A digital channel is a marketing channel, part of a distribution strategy, helping an organization to reach its potential customers via electronic means. There are several digital marketing channels, usually divided into organic and paid channels. Some organic channels are SEO, SMO, email marketing. And some paid channels comprise SEM, SMM, and display advertising.

Growth Marketing

Growth marketing is a process of rapid experimentation, which in a way has to be “scientific” by keeping in mind that it is used by startups to grow, quickly. Thus, the “scientific” here is not meant in the academic sense. Growth marketing is expected to unlock growth, quickly and with an often limited budget.

Guerrilla Marketing

Guerrilla marketing is an advertising strategy that seeks to utilize low-cost and sometimes unconventional tactics that are high impact. First coined by Jay Conrad Levinson in his 1984 book of the same title, guerrilla marketing works best on existing customers who are familiar with a brand or product and its particular characteristics.

Inbound Marketing

Inbound marketing is a marketing strategy designed to attract customers to a brand with content and experiences that they derive value from. Inbound marketing utilizes blogs, events, SEO, and social media to create brand awareness and attract targeted consumers. By attracting or “drawing in” a targeted audience, inbound marketing differs from outbound marketing which actively pushes a brand onto consumers who may have no interest in what is being offered.

Integrated Marketing

Integrated marketing describes the process of delivering consistent and relevant content to a target audience across all marketing channels. It is a cohesive, unified, and immersive marketing strategy that is cost-effective and relies on brand identity and storytelling to amplify the brand to a wider and wider audience.

Marketing Mix

The marketing mix is a term to describe the multi-faceted approach to a complete and effective marketing plan. Traditionally, this plan included the four Ps of marketing: price, product, promotion, and place. But the exact makeup of a marketing mix has undergone various changes in response to new technologies and ways of thinking. Additions to the four Ps include physical evidence, people, process, and even politics.

Marketing Personas

Marketing personas give businesses a general overview of key segments of their target audience and how these segments interact with their brand. Marketing personas are based on the data of an ideal, fictional customer whose characteristics, needs, and motivations are representative of a broader market segment.

Multi-Channel Marketing

Multichannel marketing executes a marketing strategy across multiple platforms to reach as many consumers as possible. Here, a platform may refer to product packaging, word-of-mouth advertising, mobile apps, email, websites, or promotional events, and all the other channels that can help amplify the brand to reach as many consumers as possible.

Multi-Level Marketing

Multi-level marketing (MLM), otherwise known as network or referral marketing, is a strategy in which businesses sell their products through person-to-person sales. When consumers join MLM programs, they act as distributors. Distributors make money by selling the product directly to other consumers. They earn a small percentage of sales from those that they recruit to do the same – often referred to as their “downline”.

Niche Marketing

A microniche is a subset of potential customers within a niche.
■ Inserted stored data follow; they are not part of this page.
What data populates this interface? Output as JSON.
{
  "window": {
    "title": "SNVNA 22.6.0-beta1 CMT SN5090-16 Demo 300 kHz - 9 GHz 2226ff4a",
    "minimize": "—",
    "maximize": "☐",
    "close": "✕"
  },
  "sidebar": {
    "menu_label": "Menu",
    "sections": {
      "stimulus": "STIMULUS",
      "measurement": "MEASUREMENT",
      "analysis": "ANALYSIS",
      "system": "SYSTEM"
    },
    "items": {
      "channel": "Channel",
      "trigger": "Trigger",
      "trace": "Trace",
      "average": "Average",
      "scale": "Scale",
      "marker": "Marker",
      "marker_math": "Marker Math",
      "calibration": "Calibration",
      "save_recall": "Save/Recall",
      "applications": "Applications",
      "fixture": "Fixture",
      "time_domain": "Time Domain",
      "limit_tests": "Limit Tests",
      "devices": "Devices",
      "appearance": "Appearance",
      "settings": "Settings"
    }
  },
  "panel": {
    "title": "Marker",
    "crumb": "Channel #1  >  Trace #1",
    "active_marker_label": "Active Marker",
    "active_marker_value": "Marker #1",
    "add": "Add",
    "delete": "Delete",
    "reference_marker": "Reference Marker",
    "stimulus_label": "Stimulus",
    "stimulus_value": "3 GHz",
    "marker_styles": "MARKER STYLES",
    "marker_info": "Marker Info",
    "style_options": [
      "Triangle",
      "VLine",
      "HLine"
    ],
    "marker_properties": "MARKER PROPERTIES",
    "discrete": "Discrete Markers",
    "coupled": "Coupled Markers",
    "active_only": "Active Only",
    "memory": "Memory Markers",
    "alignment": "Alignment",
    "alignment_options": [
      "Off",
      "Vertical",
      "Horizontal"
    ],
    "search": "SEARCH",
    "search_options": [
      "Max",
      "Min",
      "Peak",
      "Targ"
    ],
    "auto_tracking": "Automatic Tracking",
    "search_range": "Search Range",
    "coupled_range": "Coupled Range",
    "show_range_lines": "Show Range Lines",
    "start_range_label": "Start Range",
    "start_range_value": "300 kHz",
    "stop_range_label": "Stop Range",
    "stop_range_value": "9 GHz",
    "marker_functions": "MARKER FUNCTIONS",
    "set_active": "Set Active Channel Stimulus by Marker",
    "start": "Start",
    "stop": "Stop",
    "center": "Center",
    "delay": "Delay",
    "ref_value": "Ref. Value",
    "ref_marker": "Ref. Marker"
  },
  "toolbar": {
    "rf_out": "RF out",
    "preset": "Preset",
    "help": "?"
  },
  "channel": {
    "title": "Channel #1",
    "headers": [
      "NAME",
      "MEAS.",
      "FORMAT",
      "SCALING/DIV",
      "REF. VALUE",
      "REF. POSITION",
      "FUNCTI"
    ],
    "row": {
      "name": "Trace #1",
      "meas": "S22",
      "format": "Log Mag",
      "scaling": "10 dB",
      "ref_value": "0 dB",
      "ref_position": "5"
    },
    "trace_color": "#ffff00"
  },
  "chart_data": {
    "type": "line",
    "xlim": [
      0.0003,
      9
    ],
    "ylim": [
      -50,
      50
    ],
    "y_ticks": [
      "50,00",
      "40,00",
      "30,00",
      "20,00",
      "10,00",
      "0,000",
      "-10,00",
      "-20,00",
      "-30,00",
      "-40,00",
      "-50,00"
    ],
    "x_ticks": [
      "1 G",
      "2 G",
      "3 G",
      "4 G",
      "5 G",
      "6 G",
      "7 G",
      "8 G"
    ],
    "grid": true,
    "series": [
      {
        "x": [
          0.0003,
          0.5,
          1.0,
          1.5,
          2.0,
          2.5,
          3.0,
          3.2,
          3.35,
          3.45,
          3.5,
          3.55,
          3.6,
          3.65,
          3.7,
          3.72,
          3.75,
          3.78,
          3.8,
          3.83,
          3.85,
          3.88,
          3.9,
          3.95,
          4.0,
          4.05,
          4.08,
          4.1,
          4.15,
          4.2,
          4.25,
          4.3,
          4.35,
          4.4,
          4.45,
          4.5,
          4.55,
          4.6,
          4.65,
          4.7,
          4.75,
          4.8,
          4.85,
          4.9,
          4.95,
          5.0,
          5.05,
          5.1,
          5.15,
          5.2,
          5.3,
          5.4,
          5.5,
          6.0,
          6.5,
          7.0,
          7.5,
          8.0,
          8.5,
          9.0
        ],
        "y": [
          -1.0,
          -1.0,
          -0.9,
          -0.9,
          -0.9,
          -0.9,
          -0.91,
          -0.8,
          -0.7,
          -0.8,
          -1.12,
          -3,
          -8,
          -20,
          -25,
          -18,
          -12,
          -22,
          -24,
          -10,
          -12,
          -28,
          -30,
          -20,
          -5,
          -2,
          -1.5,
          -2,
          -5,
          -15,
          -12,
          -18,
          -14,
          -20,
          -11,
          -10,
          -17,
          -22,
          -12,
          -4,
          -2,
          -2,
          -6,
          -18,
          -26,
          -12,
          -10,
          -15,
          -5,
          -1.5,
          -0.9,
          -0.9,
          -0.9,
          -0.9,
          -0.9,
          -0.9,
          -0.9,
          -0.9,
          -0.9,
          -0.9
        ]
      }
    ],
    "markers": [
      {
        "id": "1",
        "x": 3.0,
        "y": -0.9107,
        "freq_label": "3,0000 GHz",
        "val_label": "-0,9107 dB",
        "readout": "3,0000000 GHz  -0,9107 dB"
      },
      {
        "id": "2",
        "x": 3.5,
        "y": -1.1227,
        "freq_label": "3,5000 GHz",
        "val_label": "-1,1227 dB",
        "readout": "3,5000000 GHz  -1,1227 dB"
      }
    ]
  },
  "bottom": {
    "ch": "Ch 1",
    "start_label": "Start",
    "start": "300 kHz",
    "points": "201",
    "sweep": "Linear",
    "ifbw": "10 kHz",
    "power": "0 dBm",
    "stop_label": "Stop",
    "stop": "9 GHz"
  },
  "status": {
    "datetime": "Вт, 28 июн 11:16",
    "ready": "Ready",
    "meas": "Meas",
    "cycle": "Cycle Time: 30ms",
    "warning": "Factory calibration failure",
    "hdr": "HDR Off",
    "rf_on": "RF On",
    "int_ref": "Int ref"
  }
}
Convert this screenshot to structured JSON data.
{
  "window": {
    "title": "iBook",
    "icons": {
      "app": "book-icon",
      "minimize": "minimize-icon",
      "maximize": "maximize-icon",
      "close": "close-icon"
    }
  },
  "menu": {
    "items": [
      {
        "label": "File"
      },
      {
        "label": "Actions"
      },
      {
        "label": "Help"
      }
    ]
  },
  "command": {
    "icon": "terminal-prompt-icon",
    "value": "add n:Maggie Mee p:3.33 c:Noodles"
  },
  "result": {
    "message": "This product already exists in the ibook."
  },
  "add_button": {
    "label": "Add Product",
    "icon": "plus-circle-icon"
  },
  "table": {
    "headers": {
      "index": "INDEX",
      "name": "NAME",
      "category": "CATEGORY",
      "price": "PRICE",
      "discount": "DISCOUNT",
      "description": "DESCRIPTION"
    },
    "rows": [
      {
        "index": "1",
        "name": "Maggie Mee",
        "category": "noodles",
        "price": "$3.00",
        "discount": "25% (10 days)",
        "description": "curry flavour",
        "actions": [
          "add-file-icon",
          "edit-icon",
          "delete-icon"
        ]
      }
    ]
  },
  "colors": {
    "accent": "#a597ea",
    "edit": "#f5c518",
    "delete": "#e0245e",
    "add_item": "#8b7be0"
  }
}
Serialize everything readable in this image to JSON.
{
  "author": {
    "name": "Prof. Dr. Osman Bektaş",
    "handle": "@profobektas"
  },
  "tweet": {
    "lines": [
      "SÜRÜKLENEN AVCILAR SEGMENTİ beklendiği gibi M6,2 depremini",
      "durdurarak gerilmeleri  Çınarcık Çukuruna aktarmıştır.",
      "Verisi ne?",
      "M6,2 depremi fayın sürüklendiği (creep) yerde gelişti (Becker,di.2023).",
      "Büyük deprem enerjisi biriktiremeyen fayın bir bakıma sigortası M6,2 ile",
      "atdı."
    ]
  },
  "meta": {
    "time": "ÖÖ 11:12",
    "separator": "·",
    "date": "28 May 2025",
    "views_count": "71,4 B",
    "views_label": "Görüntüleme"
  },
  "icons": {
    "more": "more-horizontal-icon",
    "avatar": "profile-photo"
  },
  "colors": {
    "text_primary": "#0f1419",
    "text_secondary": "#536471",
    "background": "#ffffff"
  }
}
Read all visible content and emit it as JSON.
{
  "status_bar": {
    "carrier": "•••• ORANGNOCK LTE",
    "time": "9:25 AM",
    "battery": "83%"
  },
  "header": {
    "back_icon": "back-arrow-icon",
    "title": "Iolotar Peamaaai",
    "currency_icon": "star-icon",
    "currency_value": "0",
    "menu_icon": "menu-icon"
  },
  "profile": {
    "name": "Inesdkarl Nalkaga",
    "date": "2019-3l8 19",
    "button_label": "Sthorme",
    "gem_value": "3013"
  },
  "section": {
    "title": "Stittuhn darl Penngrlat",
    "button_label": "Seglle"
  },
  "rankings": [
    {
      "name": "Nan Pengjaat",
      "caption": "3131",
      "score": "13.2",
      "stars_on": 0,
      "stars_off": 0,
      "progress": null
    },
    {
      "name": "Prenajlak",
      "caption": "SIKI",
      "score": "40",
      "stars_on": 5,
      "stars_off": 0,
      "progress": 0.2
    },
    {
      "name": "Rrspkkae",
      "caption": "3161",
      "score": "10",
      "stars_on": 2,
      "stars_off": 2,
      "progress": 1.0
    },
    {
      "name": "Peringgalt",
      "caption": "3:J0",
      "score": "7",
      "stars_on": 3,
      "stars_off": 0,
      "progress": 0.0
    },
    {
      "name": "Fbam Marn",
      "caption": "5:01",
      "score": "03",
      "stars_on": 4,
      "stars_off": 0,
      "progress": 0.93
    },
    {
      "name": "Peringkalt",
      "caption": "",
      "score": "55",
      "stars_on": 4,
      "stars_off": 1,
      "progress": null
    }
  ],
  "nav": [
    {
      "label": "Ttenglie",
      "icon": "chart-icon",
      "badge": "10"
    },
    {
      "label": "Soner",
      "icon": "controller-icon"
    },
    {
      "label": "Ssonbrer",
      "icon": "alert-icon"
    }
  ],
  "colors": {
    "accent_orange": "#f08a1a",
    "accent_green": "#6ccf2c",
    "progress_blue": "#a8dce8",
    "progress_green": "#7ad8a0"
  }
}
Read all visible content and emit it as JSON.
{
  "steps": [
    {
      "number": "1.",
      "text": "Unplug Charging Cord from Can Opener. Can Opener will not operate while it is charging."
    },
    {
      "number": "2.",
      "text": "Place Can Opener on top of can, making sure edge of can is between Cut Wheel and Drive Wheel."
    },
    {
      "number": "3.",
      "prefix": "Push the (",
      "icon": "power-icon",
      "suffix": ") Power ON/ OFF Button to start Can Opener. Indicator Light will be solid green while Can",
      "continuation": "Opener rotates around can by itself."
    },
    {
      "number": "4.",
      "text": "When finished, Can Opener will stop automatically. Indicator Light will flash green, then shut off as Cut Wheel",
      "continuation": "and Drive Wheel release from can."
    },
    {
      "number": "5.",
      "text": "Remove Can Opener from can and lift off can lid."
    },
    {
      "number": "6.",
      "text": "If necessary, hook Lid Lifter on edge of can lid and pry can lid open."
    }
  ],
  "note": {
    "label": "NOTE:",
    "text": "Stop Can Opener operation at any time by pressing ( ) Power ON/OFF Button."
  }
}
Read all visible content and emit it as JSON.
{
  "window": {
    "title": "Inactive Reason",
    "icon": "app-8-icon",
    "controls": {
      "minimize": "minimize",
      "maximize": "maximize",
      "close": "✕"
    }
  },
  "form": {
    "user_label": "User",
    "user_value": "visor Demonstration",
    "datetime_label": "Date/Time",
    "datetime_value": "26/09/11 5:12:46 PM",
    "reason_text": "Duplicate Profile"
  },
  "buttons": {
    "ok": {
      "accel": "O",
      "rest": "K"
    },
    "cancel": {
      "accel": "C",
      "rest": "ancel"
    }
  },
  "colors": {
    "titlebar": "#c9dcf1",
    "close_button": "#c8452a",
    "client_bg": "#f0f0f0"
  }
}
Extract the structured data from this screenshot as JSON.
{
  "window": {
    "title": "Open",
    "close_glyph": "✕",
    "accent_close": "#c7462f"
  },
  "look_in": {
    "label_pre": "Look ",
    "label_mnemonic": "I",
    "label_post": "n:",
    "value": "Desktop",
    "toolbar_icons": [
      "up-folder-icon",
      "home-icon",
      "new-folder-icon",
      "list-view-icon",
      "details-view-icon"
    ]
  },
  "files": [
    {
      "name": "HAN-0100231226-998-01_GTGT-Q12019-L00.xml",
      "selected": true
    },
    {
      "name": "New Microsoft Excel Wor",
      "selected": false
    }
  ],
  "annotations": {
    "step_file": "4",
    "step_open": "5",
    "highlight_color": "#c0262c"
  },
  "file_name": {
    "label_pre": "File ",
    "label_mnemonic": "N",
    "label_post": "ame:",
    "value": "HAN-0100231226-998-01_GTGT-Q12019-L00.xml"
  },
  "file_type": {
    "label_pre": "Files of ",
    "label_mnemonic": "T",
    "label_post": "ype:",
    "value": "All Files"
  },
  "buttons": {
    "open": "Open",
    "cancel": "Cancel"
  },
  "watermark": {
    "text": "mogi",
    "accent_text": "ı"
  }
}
In the era of dominating digital super-platforms, identifying a microniche can kick off the strategy of digital businesses to prevent competition against large platforms. As the microniche becomes a niche, then a market, scale becomes an option.

Relationship Marketing

Relationship marketing involves businesses and their brands forming long-term relationships with customers. The focus of relationship marketing is to increase customer loyalty and engagement through high-quality products and services. It differs from short-term processes focused solely on customer acquisition and individual sales.

Sustainable Marketing

Sustainable marketing describes how a business will invest in social and environmental initiatives as part of its marketing strategy. Also known as green marketing, it is often used to counteract public criticism around wastage, misleading advertising, and poor quality or unsafe products.